On 28/07/2014 11:52, The Natural Philosopher wrote:
On 28/07/14 08:19, John Williamson wrote:
On 28/07/2014 01:56, The Natural Philosopher wrote:
On 27/07/14 22:24, newshound wrote:
On 27/07/2014 21:40, wrote:
Nightjar wrote:
AC for simple long-distance transmission...
Except for underwater cables, where it can cause unacceptable
transmission losses.

How does immersing a 11kV AC cable in water increase transmission
losses? This isn't a joke question, I can't see how the medium
surrounding a cable changes the action of the cable itself, other
than cooling effects.

jgh

It's losses in the dielectric, so it applies to underground cables too.
Dielectric losses in air are low.

No it really isn't dielectric losses.


It's capacitive loading.


Exactly.

But the power isn't lost *in* the dielectric, its lost in driving the
current down the wires *to* the dielectric.

You are quite right, of course.
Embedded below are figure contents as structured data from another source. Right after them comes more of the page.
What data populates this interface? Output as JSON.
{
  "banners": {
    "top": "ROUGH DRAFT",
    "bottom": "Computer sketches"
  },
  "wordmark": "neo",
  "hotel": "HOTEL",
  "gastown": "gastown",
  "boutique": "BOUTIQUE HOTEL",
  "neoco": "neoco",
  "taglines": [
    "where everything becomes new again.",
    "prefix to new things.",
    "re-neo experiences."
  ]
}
But the term "dielectric loss" is the
one which CEGB trainers used to use when lecturing mixed classes of
mathematicians, physicists, and all types of engineer to explain why
pylons were the prefered method of transmission, with underground cables
the least desirable from the viewpoint of efficiency.

It's a convenient if not very precise shorthand.